Spoiler alert: I'm talking about GPUs! This Deepnote notebook comes powered by an NVIDIA T4 Tensor Core GPU. Let's see how the model runs on that.

Original: 136 ms ± 1.59 ms per loopHummingbird CPU: 1.81 s ± 16.1 ms per loopHummingbird GPU: 36.6 ms ± 65.8 µs per loop

There we go! Now, we not only have a 73% mean speedup over the original, but also an order of magnitude tighter variance. The original standard deviation of runtime is 1.1% of its mean, and the GPU runtime's standard deviation is 0.18%!

Ensuring Quality with Speed🔗

Hold in your excitement for now, though. Your model could have the fastest runtime in the world; if it doesn't maintain its accuracy through the conversion, it could be utterly useless. Let's see how the predictions compare between the original model and both transformed models. For this, we turn to one of my favorite visualization libraries, seaborn.

Interesting...🔗

Not bad at all. The distribution of the deltas for the CPU-based model is rather symmetric around zero with a 3σ (note the axis scale) around 1e-7. The distribution of the deltas for the GPU-based model has a similarly small deviation, but show a non-zero bias and a skew!

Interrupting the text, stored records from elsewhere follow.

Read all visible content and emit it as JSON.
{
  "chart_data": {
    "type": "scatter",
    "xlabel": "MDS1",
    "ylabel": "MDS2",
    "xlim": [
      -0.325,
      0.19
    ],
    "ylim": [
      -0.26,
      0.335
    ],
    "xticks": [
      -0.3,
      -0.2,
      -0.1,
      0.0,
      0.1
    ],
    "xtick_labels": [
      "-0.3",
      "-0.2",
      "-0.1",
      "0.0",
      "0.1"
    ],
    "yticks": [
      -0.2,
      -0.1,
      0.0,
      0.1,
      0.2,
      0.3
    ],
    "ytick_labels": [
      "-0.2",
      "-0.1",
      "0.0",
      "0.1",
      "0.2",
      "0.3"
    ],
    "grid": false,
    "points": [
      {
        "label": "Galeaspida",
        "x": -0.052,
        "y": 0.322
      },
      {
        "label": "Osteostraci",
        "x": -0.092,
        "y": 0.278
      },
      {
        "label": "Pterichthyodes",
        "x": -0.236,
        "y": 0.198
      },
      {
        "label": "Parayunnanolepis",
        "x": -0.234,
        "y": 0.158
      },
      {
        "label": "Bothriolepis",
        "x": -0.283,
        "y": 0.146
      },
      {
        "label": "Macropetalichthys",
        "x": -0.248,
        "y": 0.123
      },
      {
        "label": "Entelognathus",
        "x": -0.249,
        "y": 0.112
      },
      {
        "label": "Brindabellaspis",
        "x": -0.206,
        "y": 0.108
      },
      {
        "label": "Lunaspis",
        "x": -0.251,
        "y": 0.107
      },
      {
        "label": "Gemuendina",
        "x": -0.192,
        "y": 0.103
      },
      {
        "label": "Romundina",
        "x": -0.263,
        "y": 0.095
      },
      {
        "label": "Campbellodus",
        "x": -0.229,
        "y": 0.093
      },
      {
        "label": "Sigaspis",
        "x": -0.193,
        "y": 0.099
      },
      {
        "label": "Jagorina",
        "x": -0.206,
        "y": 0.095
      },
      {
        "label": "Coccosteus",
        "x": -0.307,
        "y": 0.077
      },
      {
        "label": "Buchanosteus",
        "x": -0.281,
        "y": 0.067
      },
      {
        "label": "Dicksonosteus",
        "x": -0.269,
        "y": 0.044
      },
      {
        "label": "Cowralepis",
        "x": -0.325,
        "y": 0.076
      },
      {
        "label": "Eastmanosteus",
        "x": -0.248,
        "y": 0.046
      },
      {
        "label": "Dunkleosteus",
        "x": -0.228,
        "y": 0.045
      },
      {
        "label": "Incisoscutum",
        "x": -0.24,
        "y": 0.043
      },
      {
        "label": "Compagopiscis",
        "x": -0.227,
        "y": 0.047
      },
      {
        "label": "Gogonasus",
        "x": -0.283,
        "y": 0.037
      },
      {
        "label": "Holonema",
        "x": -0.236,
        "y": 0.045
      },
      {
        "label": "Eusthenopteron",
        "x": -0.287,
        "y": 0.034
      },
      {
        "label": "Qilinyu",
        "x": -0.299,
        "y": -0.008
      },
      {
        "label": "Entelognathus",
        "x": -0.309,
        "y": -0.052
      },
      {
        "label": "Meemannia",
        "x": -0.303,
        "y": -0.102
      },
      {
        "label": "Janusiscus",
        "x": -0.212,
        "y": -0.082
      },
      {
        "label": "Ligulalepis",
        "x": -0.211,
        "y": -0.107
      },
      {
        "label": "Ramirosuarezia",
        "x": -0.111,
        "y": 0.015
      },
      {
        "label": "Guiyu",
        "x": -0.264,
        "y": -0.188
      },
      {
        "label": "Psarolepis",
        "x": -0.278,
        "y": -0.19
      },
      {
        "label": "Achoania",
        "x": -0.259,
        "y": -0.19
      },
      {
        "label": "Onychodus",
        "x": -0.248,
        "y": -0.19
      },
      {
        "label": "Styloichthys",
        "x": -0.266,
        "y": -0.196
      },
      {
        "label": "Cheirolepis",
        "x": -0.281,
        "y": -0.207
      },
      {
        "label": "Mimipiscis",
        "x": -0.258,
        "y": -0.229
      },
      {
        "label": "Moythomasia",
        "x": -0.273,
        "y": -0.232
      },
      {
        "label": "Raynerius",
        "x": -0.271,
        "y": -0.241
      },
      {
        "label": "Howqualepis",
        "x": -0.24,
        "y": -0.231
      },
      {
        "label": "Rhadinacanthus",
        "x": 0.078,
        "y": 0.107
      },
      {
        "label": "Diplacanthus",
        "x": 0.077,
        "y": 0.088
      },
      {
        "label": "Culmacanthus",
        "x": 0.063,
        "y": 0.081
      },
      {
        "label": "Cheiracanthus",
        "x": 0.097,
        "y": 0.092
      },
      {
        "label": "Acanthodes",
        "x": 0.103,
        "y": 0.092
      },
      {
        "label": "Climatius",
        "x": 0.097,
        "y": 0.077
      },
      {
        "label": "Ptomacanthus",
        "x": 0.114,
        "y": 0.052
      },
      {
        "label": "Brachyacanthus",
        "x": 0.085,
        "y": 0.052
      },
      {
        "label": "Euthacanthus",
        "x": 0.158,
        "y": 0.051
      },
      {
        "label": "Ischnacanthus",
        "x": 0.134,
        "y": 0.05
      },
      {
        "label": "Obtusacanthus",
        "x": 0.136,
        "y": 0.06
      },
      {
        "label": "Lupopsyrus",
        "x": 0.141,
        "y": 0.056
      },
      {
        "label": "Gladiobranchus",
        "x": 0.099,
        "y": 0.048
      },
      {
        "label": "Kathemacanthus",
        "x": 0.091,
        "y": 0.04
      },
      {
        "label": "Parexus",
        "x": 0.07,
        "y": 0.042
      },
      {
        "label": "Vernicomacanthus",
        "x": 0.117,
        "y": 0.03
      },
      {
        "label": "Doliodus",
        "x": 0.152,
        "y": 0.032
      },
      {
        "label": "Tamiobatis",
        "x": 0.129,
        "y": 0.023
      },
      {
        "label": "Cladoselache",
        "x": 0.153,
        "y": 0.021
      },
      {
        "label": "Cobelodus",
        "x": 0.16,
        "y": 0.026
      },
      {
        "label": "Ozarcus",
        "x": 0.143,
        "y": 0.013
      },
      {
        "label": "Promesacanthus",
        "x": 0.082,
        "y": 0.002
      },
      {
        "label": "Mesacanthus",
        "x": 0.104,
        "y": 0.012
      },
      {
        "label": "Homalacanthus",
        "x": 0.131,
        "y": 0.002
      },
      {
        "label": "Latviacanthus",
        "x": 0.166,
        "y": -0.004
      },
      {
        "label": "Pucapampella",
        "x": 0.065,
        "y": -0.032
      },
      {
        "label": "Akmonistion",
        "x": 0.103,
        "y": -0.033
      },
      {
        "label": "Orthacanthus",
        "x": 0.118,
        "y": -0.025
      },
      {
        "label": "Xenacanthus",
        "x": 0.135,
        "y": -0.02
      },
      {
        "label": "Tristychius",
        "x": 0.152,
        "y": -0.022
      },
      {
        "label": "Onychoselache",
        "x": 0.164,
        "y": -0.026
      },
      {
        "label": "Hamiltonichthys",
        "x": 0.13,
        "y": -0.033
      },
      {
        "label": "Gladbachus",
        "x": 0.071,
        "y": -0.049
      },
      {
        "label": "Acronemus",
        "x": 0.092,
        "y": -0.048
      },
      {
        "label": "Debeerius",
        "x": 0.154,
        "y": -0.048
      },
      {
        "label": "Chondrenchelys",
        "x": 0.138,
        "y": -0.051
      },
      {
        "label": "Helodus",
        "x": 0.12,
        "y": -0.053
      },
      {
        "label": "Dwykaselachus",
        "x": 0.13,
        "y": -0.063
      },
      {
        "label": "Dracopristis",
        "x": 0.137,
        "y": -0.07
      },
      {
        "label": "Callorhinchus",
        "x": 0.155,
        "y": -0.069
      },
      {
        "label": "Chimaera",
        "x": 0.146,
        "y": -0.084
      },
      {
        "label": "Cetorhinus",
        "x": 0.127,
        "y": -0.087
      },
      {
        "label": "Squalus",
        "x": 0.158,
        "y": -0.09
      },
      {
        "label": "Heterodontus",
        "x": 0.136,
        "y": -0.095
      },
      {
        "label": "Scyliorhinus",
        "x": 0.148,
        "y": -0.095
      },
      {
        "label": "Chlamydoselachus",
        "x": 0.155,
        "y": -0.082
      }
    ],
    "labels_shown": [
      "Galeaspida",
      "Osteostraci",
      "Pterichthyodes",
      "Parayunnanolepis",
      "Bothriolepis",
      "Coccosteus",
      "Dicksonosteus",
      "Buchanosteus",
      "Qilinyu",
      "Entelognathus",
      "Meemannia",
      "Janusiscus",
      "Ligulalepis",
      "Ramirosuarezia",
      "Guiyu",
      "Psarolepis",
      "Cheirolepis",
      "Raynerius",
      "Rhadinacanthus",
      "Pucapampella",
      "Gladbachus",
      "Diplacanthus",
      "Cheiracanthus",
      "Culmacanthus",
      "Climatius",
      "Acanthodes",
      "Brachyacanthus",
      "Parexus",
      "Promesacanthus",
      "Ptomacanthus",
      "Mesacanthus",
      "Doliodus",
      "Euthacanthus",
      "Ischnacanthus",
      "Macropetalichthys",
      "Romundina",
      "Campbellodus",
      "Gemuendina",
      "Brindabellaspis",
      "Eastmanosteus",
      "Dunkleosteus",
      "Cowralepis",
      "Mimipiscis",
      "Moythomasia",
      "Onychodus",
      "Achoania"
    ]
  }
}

This is certainly interesting behavior that piques the curious mind, but it remains a small detail for all but the most precision-sensitive models.

The jury is in: Hummingbird delivers precision alongside the speedup 👍.

Check out the comparisons below from some of Microsoft's larger-scale comparisons. 🚀

The Cherry On Top🔗

Oh, and by the way, you also automatically plug into all of the future computational optimizations that come from the thousands of people employed to work on these mega-frameworks. As support for the less popular frameworks dies off (trust me, it eventually happens), you will sit comfortably, knowing that every one of your models run on well-supported, tensor-based inference frameworks.

After all, we're in the business of data science, not runtime optimization. It feels good to leverage the big guys to get the job done in that area, freeing us up to focus on our core competencies.

Conclusion🔗

As with a lot of other recent moves by Microsoft Research, I'm excited about Hummingbird. This is a great step towards consolidation in the rapidly diverging ML space, and some order from chaos is always a good thing. I'm sure the runtime hiccups of their CPU-based inferencing will be smoothed out over time while ensuring continued advantages on the GPU. As their updates get made, we're just a few clicks away from a GPU-enabled Deepnote notebook ready to test their claims!